Jonathan scowled again. “Nobody cares about bastard children anymore.”

“President Darmond didn’t know,” Irene said. “The president had always assumed that Mishin was the father, which was why he and the First Lady never got along, and why Nicholas the Younger was never treated well. Only Winters and Yelena knew the real truth — and Mishin — and Winters understood that if word leaked, he’d be toast in the administration.”

“Is he also involved with this terrorist stuff?” Jonathan asked.

“Yes,” Irene said. Her scotch was gone now, and she motioned for another.
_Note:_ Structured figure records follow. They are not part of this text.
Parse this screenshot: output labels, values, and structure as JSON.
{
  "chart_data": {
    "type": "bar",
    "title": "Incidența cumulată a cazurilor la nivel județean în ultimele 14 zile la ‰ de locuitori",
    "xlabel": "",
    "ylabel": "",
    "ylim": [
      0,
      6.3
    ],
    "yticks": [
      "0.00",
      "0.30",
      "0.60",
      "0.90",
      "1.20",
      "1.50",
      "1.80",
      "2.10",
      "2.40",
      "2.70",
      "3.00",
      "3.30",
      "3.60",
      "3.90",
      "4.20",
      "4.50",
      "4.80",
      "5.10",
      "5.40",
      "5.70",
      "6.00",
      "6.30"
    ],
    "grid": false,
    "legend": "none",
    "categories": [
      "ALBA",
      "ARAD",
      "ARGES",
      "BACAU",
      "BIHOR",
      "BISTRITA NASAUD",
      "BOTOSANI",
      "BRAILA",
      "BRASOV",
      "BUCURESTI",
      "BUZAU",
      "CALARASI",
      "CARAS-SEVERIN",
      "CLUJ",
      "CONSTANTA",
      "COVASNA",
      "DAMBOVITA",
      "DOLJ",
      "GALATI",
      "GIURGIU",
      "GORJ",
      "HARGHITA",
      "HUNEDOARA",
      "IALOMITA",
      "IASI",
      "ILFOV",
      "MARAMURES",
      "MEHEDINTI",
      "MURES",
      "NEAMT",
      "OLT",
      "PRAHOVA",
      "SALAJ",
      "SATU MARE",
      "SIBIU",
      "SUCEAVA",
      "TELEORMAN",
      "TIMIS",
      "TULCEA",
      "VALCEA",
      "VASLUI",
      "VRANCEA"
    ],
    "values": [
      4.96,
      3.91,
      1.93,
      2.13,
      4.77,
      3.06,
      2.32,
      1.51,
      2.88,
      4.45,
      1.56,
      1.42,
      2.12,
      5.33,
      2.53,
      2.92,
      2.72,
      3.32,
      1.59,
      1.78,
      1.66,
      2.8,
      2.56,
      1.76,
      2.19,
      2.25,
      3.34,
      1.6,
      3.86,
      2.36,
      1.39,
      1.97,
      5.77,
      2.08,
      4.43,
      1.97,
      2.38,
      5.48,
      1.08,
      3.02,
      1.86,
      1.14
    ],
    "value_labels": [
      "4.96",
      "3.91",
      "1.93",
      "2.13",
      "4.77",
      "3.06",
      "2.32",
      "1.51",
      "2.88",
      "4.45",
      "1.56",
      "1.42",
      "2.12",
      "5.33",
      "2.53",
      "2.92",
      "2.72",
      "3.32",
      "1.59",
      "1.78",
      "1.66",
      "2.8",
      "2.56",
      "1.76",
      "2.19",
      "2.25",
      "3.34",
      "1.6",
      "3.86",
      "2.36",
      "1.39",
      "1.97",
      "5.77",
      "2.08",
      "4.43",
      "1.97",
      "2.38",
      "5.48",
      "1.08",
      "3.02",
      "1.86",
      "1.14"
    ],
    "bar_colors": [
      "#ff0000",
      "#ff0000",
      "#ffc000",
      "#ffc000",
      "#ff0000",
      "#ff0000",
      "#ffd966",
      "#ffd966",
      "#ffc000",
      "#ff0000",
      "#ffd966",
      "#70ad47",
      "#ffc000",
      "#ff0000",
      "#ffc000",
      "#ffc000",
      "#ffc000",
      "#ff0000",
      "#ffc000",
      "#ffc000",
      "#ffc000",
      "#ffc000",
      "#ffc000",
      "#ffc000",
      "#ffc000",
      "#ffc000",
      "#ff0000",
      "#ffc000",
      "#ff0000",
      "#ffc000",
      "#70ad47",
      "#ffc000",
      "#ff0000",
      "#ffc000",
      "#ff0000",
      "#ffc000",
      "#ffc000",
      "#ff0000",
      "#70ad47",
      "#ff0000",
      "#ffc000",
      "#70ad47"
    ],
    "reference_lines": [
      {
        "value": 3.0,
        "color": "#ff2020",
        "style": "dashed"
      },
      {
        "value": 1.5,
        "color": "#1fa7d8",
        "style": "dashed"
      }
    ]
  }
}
This time, Jonathan set the bottle next to her. “Apparently, Winters really loved the kid, and by extension, I guess he really loved Yelena, too.”

“Did he know about the witness protection stuff?”
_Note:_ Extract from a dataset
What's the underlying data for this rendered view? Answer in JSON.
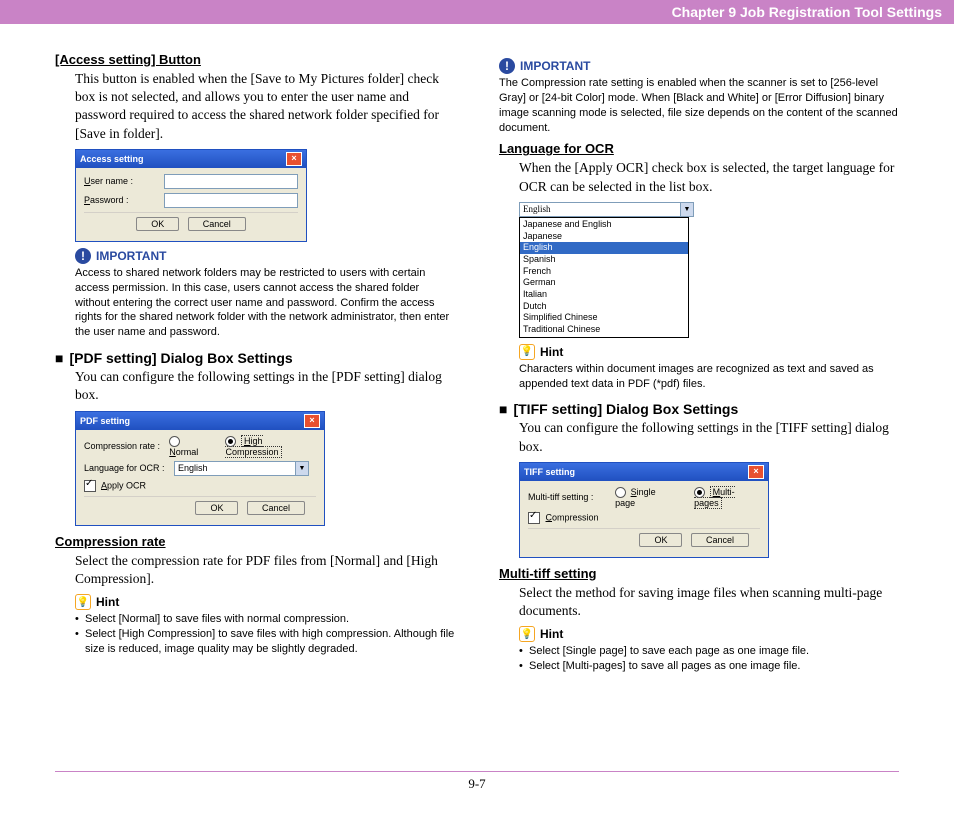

“He does now, but he didn’t when they had their affair. He says he didn’t know until a guy named Dmitri Boykin approached him with that, and the knowledge of the true paternity. He was devastated and the bad guys knew it. That’s when they started applying the screws. They promised to hurt Nicholas if Winters didn’t pull strings to grant the Movement access to weapons.”

Jonathan recoiled. “Can a chief of staff do that?”

“A chief of staff can do anything he wants to. As a practical matter, he is surrogate president, so long as nothing has to be signed into law. That’s what chiefs of staff do. In Winters’s case, it meant alerting Alexei or Dmitri to the movement of materiel. Apparently, that’s a pretty simple matter.”